「ユキ・パリス ずっと、もの探し」
『ミセス』連載 2008〜2010年の続編です

No.3自然を愛でる

鶏が先か?、、卵が先か?、、、これは、我が家に鎮座する珊瑚や石を眺め、ふと、「なぜ、私の住まいやショップに自然のモノが集まってきたのか」と浮かんだ自問です。出会いがあり、入手したという“モノ有りき”からなのか、それとも、特別に意図して探し出した結果なのか、、、と。

ヨーロッパには、昔から、膨大な数の植物、鉱物、動物など自然界の創造物が、世界中から集められています。それらは大切に分類整理、保管され、一般に公開されています。例えば、ロンドンには250以上の博物館、美術館があると言われますが、その中の世界遺産の植物園 “キュー・ガーデン” (1751年開園)は、3万種を超える植物を有し、大英自然歴史博物館(1753年、大英博物館の一部として開館)に至っては、その収蔵数は7,000万点余で、年間の入場者も前者は150万人、後者は450万人という、途方も無い数字です。

それでは、「なぜ、これ程の自然界のモノを、収集したのか」。この問いに浮かび上がる答えが、啓蒙時代(17世紀末〜18世紀全般)という社会背景です。キリスト教の「神が世界の万物の創造主」という「創造論」に支配されていた中で、この時代は聖書や教会を離れ、自然と人間の関係を再び見直し、自然科学に目覚め、キチンと自然と向き合った時代です。学術や産業が振興され、数々の大百科事典の編纂や学術的な功績が多く生まれました。その流れに続いて、世界地図作製のため、1831年に船出したビーグル号に乗り込んだダーウィンが、5年近い航海で、採集、研究して著した『種の起源』によって、「進化論」を説き明かしたのはあまりにも有名です。

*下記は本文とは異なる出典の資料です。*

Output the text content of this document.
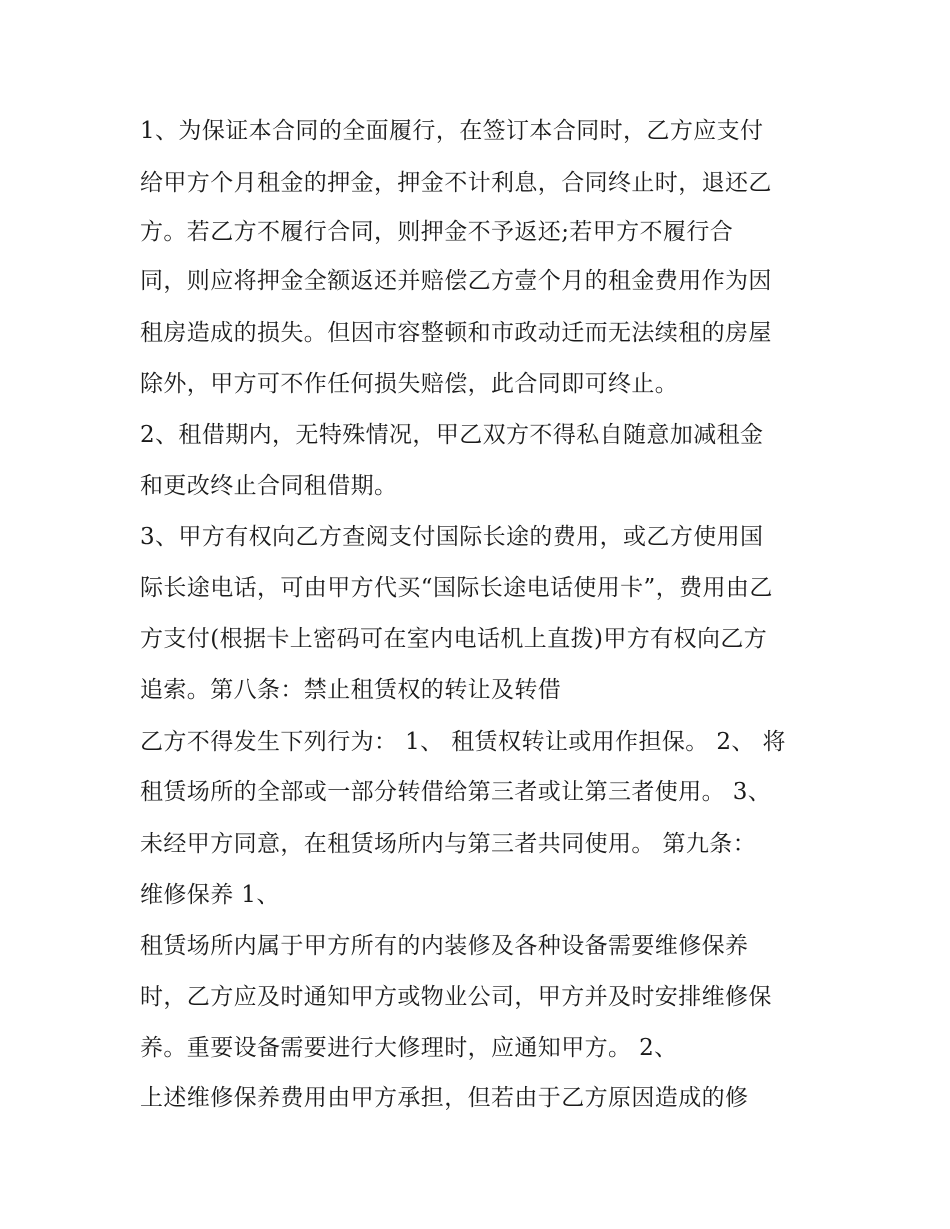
1、为保证本合同的全面履行，在签订本合同时，乙方应支付
给甲方个月租金的押金，押金不计利息，合同终止时，退还乙
方。若乙方不履行合同，则押金不予返还;若甲方不履行合
同，则应将押金全额返还并赔偿乙方壹个月的租金费用作为因
租房造成的损失。但因市容整顿和市政动迁而无法续租的房屋
除外，甲方可不作任何损失赔偿，此合同即可终止。
2、租借期内，无特殊情况，甲乙双方不得私自随意加减租金
和更改终止合同租借期。
3、甲方有权向乙方查阅支付国际长途的费用，或乙方使用国
际长途电话，可由甲方代买“国际长途电话使用卡”，费用由乙
方支付(根据卡上密码可在室内电话机上直拨)甲方有权向乙方
追索。第八条：禁止租赁权的转让及转借
乙方不得发生下列行为： 1、 租赁权转让或用作担保。 2、 将
租赁场所的全部或一部分转借给第三者或让第三者使用。 3、
未经甲方同意，在租赁场所内与第三者共同使用。 第九条：
维修保养 1、
租赁场所内属于甲方所有的内装修及各种设备需要维修保养
时，乙方应及时通知甲方或物业公司，甲方并及时安排维修保
养。重要设备需要进行大修理时，应通知甲方。 2、
上述维修保养费用由甲方承担，但若由于乙方原因造成的修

そんな自然への関心の高まりは一般の人々にも広がり、個人レベルでの収集がインテリアを飾り、それらが、今も骨董店など市中に出てくることがあります。私はそれらを見て、惹かれ、入手したのか、又は、雑誌の写真や知人の家を見たりして、自然のモノを彫刻やオブジェとして取り入れている素敵なインテリアに、「私も、、、」と、存在感やサイズ感、美しさなどを確かめながら探し出したのか、、、。自然のモノとの付き合いの始まりが何であったのかは、古い記憶を辿ってみても、今となっては、遠い霧の中の事のように曖昧です。どうも後者であるような、、、いや、前者でもあるような、、。
いずれにしても、自然をインテリアに取り入れると、子供を含めた客人との会話や、インテリアの幅、そして、自分の世界の広がりが生まれ、眺めて飽きることのない楽しいモノたちです。

日本の自然のモノ
美しい肌合いの竹や木や根を見つけ、それを材料に、茶杓や花入れ、根木の台などを作ったり、盆栽や石の模様や形などを、山や滝など自然の景色と見立て鑑賞する(=水石、起源は中国)、自然を愛でる文化、伝統が日本にも多くあります。学術的、科学的というより、美的で詩情豊かで、今日では、自然の大切さに気付かせてくれる、暮らしを豊かにしてくれるモノです。
私はショップにも、日本の自然も多く取り入れて、什器や商品の視覚的な説明として使っています。それを見た外国からのお客様などが、よく、売り物でないこれらのプライスを尋ねられます。すると私は、「アァ、貴方も自然のモノに惹かれるのですね」と内心、仲間意識を感じたりします。
皆さんも何か見つけたら、ご自身のインテリアに取り入れてみて下さい。近くに毒々しい色柄のプラスチックのお菓子袋などがあると、一目で美醜の違いが分かり、その気付きが美的な生活への入り口になるやも、、、。

 

写真説明:左上より時計回りに

1)ソファ左の白のサイドテーブルの上の水晶。
長さ26cm、重さ3.5kg

2)最小限に整理して磨いた根木の台に乗る、ラリックの鉢。台:明治時代。

3)ソファ右のサイドテーブル上の白いサンゴ。
高さ27、幅38、奥行き32cm、重さ3.7kg

4)日本の米沢箪笥の上の陶器やブロンズなどと並んだ、アンモナイトや珊瑚など。
中央の青磁のストーンウェア花器:作Arne Bang 、1930年代、高さ24cm。ランプは結晶釉のフランス、アールヌーボー期の花器だったもの、1900年代初期。後ろ壁には日本の漆塗り額に面取り鏡を入れて。右端ストーンウェア製女性坐像:作L.Hjorth、1940年代、デンマーク。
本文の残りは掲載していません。